Contents:
Opening Moves - p5
Chronology - p9
Opposing Commanders - p12
Opposing Forces - p15
Opposing Plans - p23
The First Battle of the Marne - p28
.The battle of the Ourq 5-9 September
.The Battle of Saint-Gond Marshes 6-10 September
.The Battle of the Two Morins 6-11 September
Aftermath - p81
.Conclusion
The Battlefield Today - p92
Further Reading - p94
Index - p95
Illustrations:
Six full-page colour maps
Battle diagrams - 2-page, ¾ view:
.Opening day of the Battle of the Ourq, 5 September 1914
.The Struggle for Mondement, 9th September 1914
.Turning the German Flank - Marchais-en-Brie, 8th September 1914
Colour plates - 2-page spreads:
The Taxis of the Marne - soldiers assembling to board the convoy.
The Garde at Fere-Champenoise, 9th September 1914 - German infantry advancing, with regimental colour.
The Attack on Montceaux-les-Provins, 6th September 1914 - a battery of French 75mm guns in action.

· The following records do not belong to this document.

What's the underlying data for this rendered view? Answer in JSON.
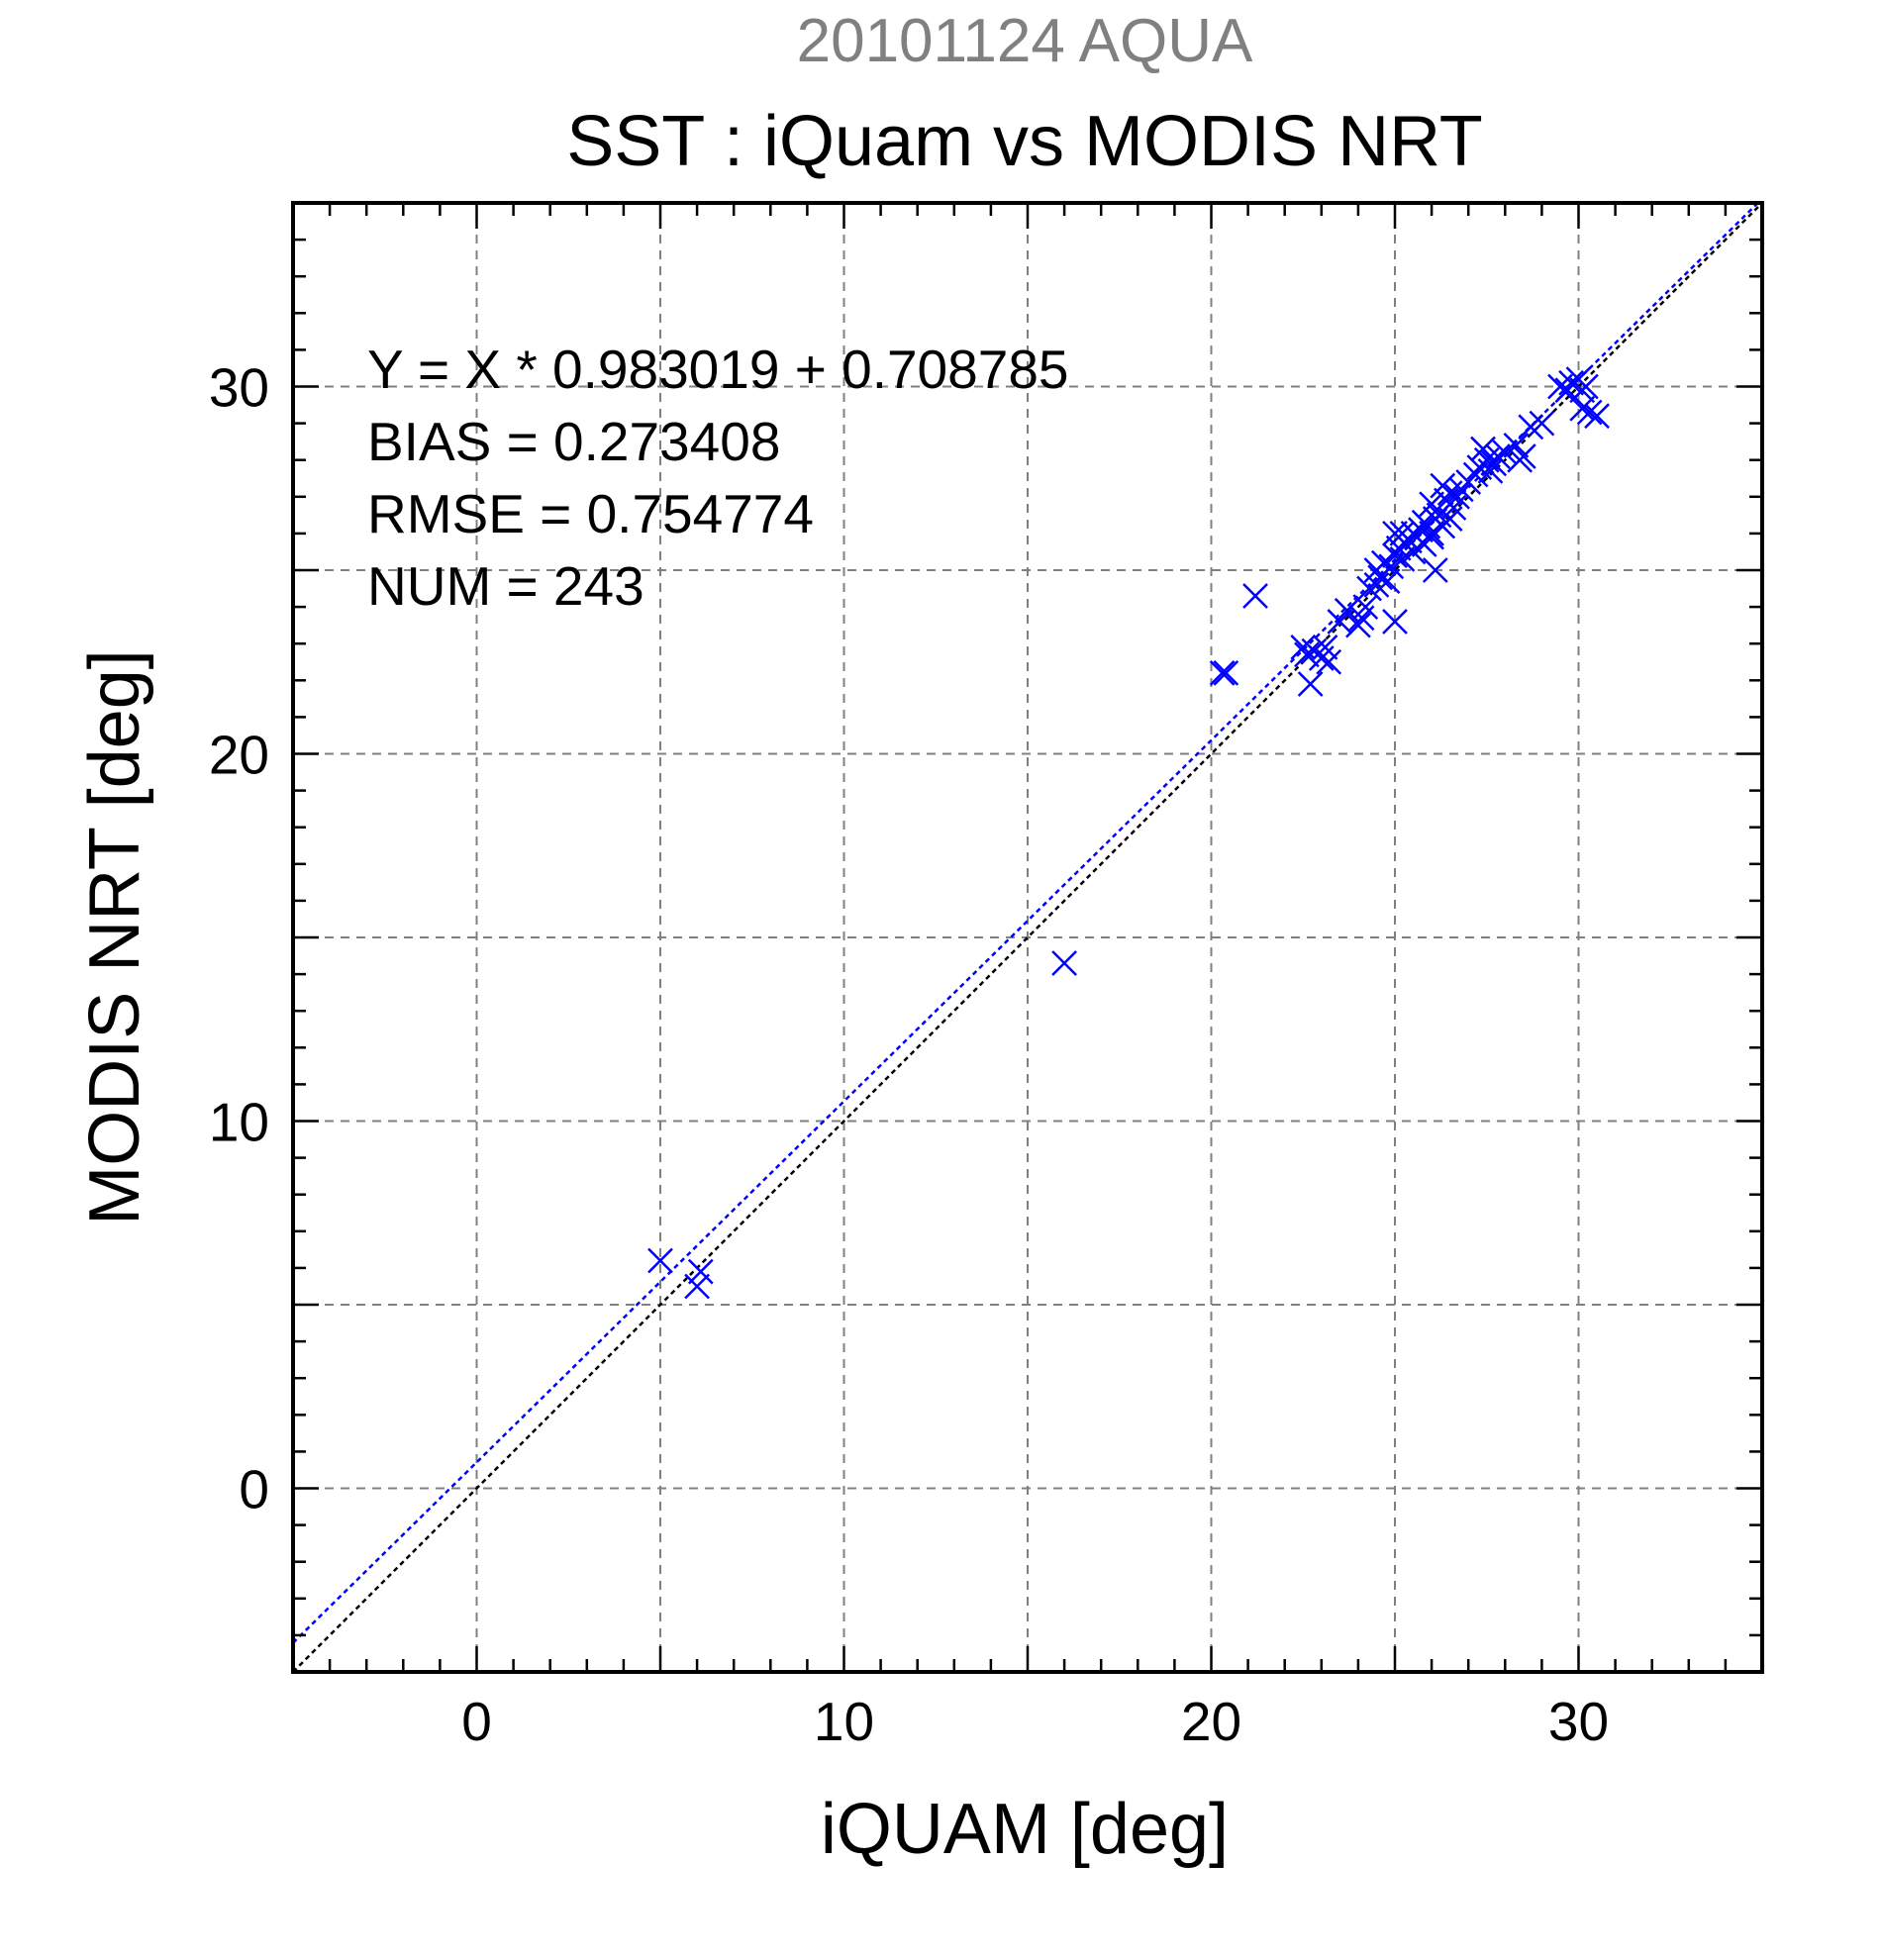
{
  "chart_data": {
    "type": "scatter",
    "supertitle": "20101124 AQUA",
    "title": "SST : iQuam vs MODIS NRT",
    "xlabel": "iQUAM [deg]",
    "ylabel": "MODIS NRT [deg]",
    "xlim": [
      -5,
      35
    ],
    "ylim": [
      -5,
      35
    ],
    "xticks": [
      0,
      10,
      20,
      30
    ],
    "yticks": [
      0,
      10,
      20,
      30
    ],
    "grid": true,
    "minor_ticks": 1,
    "annotations": [
      "Y = X * 0.983019 + 0.708785",
      "BIAS = 0.273408",
      "RMSE = 0.754774",
      "NUM = 243"
    ],
    "regression": {
      "slope": 0.983019,
      "intercept": 0.708785
    },
    "identity_line": true,
    "colors": {
      "points": "#0000ff",
      "fit_line": "#0000ff",
      "identity_line": "#000000",
      "supertitle": "#808080",
      "grid": "#808080"
    },
    "series": [
      {
        "marker": "x",
        "x": [
          5.0,
          6.0,
          6.1,
          16.0,
          20.3,
          20.4,
          21.2,
          22.5,
          22.6,
          22.7,
          23.0,
          23.2,
          23.1,
          22.8,
          23.5,
          23.7,
          24.0,
          24.1,
          24.3,
          24.5,
          24.6,
          24.8,
          24.5,
          24.7,
          24.9,
          25.0,
          25.1,
          25.2,
          25.3,
          25.0,
          25.4,
          25.5,
          25.6,
          25.7,
          25.8,
          25.9,
          26.0,
          26.1,
          26.2,
          26.3,
          25.2,
          25.5,
          25.8,
          26.0,
          26.4,
          26.5,
          26.6,
          26.7,
          26.8,
          26.5,
          26.3,
          25.0,
          26.0,
          27.0,
          27.2,
          27.3,
          27.5,
          27.6,
          27.8,
          28.0,
          27.4,
          27.7,
          28.3,
          28.4,
          28.5,
          28.7,
          29.0,
          29.5,
          29.7,
          29.8,
          30.0,
          30.1,
          30.2,
          30.3,
          30.5,
          30.1,
          26.1,
          24.2
        ],
        "y": [
          6.2,
          5.5,
          5.9,
          14.3,
          22.2,
          22.2,
          24.3,
          22.9,
          22.7,
          21.9,
          22.6,
          22.5,
          22.9,
          22.8,
          23.6,
          23.9,
          23.5,
          23.7,
          24.5,
          24.6,
          24.8,
          24.7,
          25.0,
          25.2,
          25.1,
          25.4,
          25.6,
          25.3,
          25.7,
          23.6,
          25.8,
          26.0,
          25.9,
          26.1,
          26.3,
          26.2,
          26.0,
          26.4,
          26.5,
          26.2,
          26.0,
          25.5,
          25.7,
          26.8,
          26.9,
          27.1,
          26.7,
          27.0,
          27.2,
          26.4,
          27.3,
          26.0,
          25.9,
          27.4,
          27.6,
          27.8,
          28.0,
          27.7,
          28.1,
          28.2,
          28.3,
          27.9,
          28.4,
          28.0,
          28.1,
          28.9,
          29.0,
          30.0,
          29.9,
          30.1,
          30.2,
          29.9,
          30.0,
          29.3,
          29.2,
          29.4,
          25.0,
          24.0
        ]
      }
    ]
  }
}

"Don't Mention the Schlieffen Plan"
This is a very interesting account of the campaign and battle, the detail is good and the maps are helpful. However, the author has read Dr Terence Zuber's
Inventing the Schlieffen Plan: German War Planning 1871-1914 (which claims that the idea of `the Plan' was invented after the war by General Staff officers to push blame for the defeat on to generals who couldn't argue back), according to his Bibliography, so he tries to avoid mentioning "The Schlieffen Plan" in his description of the Opening Moves, though he does describe Moltke as "having taken over the war plan of his predecessor Schlieffen" (p14); and
"The German plan followed ideas outlined by Schlieffen in a memorandum of 1906" (p6), and then:
"Schlieffen's successor Moltke accepted the strategic assumptions behind the plan, but made several important revisions" (p7).
Almost there!
"With these new orders, the emphasis of the German invasion had definitely shifted. It was now seeking a decision in just that fortified area of eastern France that Schlieffen's original plan had tried so hard to avoid" (p27).
Slipping again...
None of this affects his description of the campaign, but it does give a partially misleading impression of the German objectives. The Germans reviewed their war plans every year, with war games and field exercises to test them. Schlieffen (who retired in 1905) and his successor Moltke were continually refining their proposals. Due to the Germans being outnumbered by the Franco-Russian alliance, Schlieffen's main preoccupation was with working out how to counter this handicap. His preferred idea was of outflanking and then enveloping his opponents, bringing the maximum force to bear against an enemy being pinned frontally. In fact, if there ever was a Schlieffen plan, it was that used at Tannenberg, first tested by him in 1894.
The author gives a good summing up in his Conclusion:
"The Schlieffen Plan [gotcha!] as modified by Moltke, was always a gamble. It made little provision for the unexpected, relied on meeting little or no Belgian resistance and discounted the contribution of the British. More significantly, it wasd far too ambitious - both in the sheer physical effort required of the German soldier and in the logistical support needed to keep him supplied". He then blames Kluck for going off-objective.
"The German system of command allowed considerable discretion to the commander on the ground. Kluck, therefore, considered his behaviour nothing more than as appropriate use of initiative. But this system needed a strong supreme commander to ensure his subordinates all conformed to the overall campaign strategy. And Moltke was not that man. According to Kronprinz Ruprecht's chief of staff, Moltke `practiced an exaggerated restraint, because he... lacked all self-assurance and thus all self-confidence. He was afraid to lead by himself'." (pp 83-85)
Ignoring the references to the Schlieffen Plan, the Author's summary of what went wrong is spot-on. Moltke simply wasn't up to controlling his subordinates and commanding the battle.
Dr Zuber's
The Real German War Plan, 1904-14, published after this book, goes in to more detail on the `myth' of the Schlieffen plan.